Something like this? (compile with gcc test.c -lm)
#include <stdio.h>
#include <math.h>
int main(void) {
int i, j;
int n = 4;
int m = (int)pow(2,n);
int p = 5;
for(i = 1; i <= n; i++)
{
for(j = (int)pow(2,i-1); j < ((int)pow(2,i)); j++)
{
if(j == p) {
continue;
}
printf("%d, %d\n", i, j);
// remove vector[j]
if((j == (m-1)) && (m != p)) {
printf("%d, %d\n", i, m);
// remove vector[m]
}
}
}
return 0;
}
Run result n=3, p=5:
1, 1
2, 2
2, 3
3, 4
3, 6
3, 7
3, 8
Run result n=4, p=5:
1, 1
2, 2
2, 3
3, 4
3, 6
3, 7
4, 8
4, 9
4, 10
4, 11
4, 12
4, 13
4, 14
4, 15
4, 16
You should write the full code.

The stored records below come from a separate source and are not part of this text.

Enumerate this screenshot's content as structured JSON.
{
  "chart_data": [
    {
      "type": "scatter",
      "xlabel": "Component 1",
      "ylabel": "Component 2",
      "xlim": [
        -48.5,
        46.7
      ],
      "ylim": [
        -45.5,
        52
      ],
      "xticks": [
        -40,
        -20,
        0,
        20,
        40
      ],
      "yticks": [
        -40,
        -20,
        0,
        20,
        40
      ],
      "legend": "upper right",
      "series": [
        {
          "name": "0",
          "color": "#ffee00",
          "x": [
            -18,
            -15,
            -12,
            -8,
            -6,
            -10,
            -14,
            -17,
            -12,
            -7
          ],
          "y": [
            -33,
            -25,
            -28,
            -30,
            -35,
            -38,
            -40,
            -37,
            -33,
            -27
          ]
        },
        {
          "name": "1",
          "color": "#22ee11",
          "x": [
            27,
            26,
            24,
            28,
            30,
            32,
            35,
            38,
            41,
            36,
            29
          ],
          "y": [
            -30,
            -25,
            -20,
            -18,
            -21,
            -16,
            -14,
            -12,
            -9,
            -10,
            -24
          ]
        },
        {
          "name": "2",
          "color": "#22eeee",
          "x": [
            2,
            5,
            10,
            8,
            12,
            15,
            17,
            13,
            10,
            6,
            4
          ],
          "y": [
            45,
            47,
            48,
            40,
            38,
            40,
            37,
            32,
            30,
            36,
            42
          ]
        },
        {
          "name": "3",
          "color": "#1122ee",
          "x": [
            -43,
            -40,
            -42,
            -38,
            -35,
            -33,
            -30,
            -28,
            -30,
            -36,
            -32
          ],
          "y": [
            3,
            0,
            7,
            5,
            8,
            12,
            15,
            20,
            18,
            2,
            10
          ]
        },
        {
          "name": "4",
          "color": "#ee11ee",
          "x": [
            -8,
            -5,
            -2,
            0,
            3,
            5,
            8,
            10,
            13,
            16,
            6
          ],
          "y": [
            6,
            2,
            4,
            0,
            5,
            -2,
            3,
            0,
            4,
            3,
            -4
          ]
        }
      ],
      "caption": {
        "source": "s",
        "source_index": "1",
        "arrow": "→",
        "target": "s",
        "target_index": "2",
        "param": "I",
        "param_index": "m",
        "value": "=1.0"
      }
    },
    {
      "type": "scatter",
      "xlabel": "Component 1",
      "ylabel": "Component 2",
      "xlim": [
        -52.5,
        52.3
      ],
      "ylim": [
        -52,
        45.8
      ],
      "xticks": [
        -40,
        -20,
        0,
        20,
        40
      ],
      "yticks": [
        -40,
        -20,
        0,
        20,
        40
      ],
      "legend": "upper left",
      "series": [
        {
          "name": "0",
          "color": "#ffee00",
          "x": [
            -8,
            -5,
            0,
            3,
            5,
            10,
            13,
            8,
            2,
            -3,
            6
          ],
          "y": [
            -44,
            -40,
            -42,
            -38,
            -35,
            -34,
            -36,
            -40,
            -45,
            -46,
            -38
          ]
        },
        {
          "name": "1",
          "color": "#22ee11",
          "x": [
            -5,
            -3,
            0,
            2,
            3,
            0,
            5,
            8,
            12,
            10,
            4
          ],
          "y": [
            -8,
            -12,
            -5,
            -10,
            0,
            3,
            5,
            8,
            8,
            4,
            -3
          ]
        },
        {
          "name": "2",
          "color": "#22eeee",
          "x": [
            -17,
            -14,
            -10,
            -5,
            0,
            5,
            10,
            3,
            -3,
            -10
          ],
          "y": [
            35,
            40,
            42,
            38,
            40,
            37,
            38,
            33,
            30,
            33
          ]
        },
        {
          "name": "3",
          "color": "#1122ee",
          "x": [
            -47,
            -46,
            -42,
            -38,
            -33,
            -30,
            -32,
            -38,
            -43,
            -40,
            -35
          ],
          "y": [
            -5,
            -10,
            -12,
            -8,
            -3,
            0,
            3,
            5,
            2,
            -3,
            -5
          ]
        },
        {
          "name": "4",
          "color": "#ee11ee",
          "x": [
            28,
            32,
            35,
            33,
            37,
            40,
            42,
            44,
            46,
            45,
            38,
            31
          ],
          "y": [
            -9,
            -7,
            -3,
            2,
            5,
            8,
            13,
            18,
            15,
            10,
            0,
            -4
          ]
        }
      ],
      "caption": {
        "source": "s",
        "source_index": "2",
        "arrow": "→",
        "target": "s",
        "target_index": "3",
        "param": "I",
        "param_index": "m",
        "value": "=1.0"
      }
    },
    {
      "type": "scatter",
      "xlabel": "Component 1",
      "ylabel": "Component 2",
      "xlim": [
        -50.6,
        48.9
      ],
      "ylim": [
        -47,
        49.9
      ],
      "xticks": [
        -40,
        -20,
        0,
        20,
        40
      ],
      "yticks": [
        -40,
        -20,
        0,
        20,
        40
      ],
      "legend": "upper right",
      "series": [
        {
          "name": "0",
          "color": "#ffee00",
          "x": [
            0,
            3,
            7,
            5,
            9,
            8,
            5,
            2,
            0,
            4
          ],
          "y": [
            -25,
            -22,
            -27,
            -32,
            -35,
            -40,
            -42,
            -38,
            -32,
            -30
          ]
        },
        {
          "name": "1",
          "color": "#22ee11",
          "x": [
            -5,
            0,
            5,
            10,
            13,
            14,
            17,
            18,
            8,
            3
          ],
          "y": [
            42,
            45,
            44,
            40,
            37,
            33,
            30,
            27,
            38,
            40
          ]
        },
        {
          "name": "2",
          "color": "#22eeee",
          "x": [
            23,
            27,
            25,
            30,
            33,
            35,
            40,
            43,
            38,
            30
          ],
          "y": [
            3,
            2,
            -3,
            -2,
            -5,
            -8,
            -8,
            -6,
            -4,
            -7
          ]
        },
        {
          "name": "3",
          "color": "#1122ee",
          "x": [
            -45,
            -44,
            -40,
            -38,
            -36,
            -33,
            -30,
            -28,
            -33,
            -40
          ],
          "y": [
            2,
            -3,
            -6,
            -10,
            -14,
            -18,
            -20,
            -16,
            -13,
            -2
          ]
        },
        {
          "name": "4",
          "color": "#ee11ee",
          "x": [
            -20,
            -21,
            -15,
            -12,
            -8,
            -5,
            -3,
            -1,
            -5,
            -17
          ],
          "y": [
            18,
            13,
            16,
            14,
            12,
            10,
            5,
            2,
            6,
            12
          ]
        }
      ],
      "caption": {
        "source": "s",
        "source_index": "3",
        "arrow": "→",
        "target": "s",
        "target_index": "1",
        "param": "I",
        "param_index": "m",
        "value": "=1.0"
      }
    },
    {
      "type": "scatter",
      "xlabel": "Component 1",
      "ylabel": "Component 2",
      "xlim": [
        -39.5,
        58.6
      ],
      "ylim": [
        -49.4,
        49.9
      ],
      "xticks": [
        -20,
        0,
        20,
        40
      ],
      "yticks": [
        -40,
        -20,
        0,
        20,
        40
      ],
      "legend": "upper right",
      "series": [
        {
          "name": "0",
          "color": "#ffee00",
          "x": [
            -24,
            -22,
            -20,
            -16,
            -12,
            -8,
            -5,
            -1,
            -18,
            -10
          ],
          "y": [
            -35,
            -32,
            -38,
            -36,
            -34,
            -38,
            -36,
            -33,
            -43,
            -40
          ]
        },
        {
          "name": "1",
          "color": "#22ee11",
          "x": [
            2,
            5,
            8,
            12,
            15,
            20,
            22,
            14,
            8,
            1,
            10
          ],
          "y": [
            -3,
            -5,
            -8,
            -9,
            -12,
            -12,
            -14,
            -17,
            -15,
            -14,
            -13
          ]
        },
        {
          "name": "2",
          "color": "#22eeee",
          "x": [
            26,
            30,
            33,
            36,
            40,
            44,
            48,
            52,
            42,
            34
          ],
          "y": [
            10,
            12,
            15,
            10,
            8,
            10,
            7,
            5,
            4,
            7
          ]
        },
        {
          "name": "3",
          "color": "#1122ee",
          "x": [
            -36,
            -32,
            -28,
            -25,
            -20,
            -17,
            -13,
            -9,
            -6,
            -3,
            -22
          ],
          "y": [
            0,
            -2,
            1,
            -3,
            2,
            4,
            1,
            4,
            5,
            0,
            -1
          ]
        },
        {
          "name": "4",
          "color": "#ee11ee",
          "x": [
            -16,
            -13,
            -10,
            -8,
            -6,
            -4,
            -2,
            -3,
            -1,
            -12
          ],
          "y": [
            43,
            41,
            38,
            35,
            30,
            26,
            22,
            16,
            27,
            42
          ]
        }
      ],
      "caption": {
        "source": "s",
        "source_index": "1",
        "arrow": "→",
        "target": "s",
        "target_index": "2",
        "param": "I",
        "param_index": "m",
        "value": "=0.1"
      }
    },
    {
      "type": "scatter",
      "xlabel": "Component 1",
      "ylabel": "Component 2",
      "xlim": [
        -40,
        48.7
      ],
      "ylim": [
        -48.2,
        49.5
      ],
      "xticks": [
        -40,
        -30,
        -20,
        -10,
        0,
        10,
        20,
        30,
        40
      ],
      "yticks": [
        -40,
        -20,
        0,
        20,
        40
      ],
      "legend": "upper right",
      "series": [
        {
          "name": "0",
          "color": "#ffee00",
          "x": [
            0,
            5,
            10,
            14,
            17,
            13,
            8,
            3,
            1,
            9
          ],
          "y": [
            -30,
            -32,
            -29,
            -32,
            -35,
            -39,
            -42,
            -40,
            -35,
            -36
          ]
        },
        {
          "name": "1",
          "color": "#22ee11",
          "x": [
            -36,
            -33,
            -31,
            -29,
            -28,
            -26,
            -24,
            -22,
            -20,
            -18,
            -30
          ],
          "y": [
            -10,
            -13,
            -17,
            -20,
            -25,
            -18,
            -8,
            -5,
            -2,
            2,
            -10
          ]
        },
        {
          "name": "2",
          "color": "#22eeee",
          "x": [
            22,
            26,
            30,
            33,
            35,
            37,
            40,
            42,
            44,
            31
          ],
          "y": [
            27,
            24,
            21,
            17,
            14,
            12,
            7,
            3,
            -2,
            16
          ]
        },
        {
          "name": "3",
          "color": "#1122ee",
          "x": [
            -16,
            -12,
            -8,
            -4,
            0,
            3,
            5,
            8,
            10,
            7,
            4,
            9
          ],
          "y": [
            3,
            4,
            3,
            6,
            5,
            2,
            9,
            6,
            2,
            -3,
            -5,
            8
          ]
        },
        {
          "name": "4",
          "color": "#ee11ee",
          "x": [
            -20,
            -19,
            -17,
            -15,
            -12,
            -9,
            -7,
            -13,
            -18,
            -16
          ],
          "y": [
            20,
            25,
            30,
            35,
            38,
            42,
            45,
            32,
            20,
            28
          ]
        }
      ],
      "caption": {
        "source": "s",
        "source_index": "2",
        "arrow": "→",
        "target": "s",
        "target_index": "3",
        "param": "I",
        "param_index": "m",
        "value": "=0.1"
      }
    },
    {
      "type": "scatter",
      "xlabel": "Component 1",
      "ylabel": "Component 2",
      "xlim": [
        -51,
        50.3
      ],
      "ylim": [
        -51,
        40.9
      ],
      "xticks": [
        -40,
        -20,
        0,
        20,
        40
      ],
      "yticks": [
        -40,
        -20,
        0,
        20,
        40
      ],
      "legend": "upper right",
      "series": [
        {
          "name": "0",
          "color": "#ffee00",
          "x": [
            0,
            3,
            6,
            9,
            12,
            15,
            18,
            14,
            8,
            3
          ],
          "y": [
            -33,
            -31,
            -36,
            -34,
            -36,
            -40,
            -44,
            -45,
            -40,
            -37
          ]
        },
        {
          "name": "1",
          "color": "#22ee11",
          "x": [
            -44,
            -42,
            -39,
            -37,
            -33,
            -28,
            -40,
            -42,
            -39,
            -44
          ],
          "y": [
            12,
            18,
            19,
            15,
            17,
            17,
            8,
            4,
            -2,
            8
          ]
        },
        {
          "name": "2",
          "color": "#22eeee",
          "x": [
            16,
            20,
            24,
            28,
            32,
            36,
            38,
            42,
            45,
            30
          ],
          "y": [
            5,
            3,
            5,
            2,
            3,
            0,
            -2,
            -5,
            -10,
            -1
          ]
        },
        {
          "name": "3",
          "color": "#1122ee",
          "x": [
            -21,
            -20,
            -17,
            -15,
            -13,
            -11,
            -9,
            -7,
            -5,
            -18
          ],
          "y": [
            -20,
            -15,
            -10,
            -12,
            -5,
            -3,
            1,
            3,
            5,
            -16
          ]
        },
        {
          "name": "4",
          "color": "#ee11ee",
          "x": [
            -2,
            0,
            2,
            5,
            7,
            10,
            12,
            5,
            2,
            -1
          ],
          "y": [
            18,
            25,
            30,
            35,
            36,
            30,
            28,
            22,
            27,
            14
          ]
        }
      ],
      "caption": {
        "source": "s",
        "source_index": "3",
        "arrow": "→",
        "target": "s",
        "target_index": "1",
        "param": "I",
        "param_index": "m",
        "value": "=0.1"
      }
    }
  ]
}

Let me make it simple:
It should delete every element of the array.
By the end of the loop your program should print out the step and one of the numbers that were deleted, into the format (k, q) where k is the step you are on, and q is one of the elements you had deleted .
Every time you delete an element you can change it by X.
You also need to remember the algorithm they are telling you to use and the "rules of the game", for example: n should be positive and an integer.
And if you do not understand the algorithm, just try to put the idea on a paper:
When I put n = 1, I should delete one element from the array. When n = 2, 2 elements, When n = 3 it should delete 4 elements , n = 4 it deletes 8 element, etc.
As we can see, it is pretty simple because it goes like a geometric progression.